Услышав ее лепет, Генри рассвирепел — глаза его метали молнии.
— Это невероятно. Но почему? Отвечай мне — почему? — Ухватив ее за волосы, он заставил ее сесть и швырнул ей скомканное платье: — Прикройся. Или тебе неведома приличествующая женщине стыдливость?
Ошеломленная Розамунда словно его не слышала, глядя на него, как зачарованная. Куда подевался ее пылкий возлюбленный, явившийся прямо из грез?
— Чем же я так тебя прогневала? — прошептала она наконец, облизнув соленые губы.
— Да тем, что ты теперь лишена невинности! — в бешенстве прокричал он.
— Но ты ведь мой муж. Все равно завтра наша свадьба. Стоит ли так убиваться из-за одного денечка?
— Ты же обманула меня! Одурачила, внушила, будто ты… это не ты… — Его голос дрожал от злости, и слова находились с трудом. — Моя жена! Нет, просто неслыханно. Соблазнить собственную невесту! О Господи, это дорогого стоит. — Тут до него дошла наконец вся нелепость свершившегося, и он расхохотался, как безумный, и даже вынужден был присесть на край кровати, сотрясая ее своим горьким хохотом.
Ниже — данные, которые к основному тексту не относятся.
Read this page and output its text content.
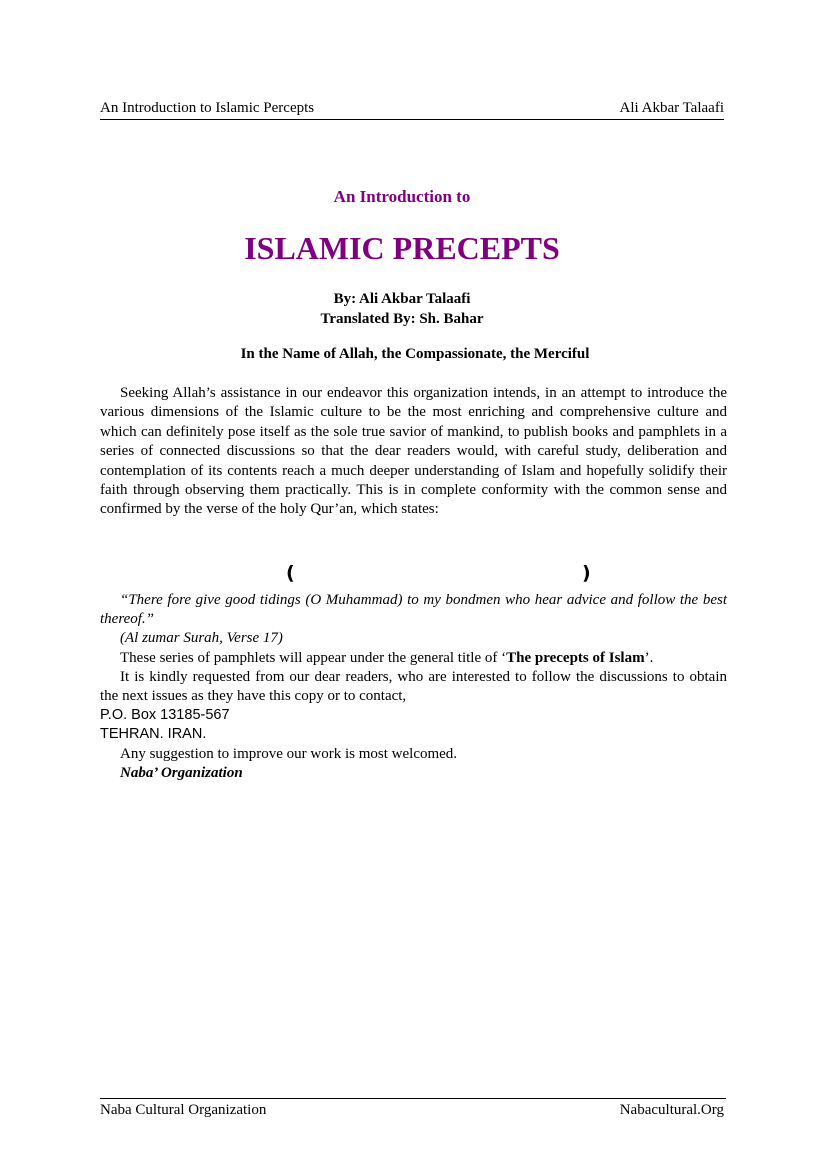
An Introduction to Islamic Percepts	Ali Akbar Talaafi
An Introduction to
ISLAMIC PRECEPTS
By: Ali Akbar Talaafi
Translated By: Sh. Bahar
In the Name of Allah, the Compassionate, the Merciful

Seeking Allah’s assistance in our endeavor this organization intends, in an attempt to introduce the various dimensions of the Islamic culture to be the most enriching and comprehensive culture and which can definitely pose itself as the sole true savior of mankind, to publish books and pamphlets in a series of connected discussions so that the dear readers would, with careful study, deliberation and contemplation of its contents reach a much deeper understanding of Islam and hopefully solidify their faith through observing them practically. This is in complete conformity with the common sense and confirmed by the verse of the holy Qur’an, which states:

(	)

“There fore give good tidings (O Muhammad) to my bondmen who hear advice and follow the best thereof.”

(Al zumar Surah, Verse 17)
These series of pamphlets will appear under the general title of ‘The precepts of Islam’.

It is kindly requested from our dear readers, who are interested to follow the discussions to obtain the next issues as they have this copy or to contact,

P.O. Box 13185-567
TEHRAN. IRAN.
Any suggestion to improve our work is most welcomed.
Naba’ Organization
Naba Cultural Organization	Nabacultural.Org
— Ты не слушаешь меня, мой супруг, ведь все равно бы я завтра стала твоей. Отчего ж это так рассердило тебя сегодня?
Она попыталась его погладить, но он отвел ее руку:
— Зачем ты сделала это? Что за безумие овладело тобой?
— Но ведь ты сам повел меня в спальню, — коротко бросила она, утирая слезы.
— Повел, ибо был уверен, что это одна из прибывших на праздник дам, — покраснев, сказал он. — И позволь уточнить: ты пошла со мной по своей воле.
— Пошла. Я же знала, что это ты, — оправдывалась она, все более досадуя на его нелепые упреки. — Что с того, что меня зовут Розамундой, а не Джейн? Нам было так хорошо вдвоем! — При этом воспоминании глаза ее заблестели. Она втайне надеялась, что, вспомнив об изведанных только что наслаждениях, он смягчится и простит ее. Однако по его лицу поняла, что он просто ее не слушает.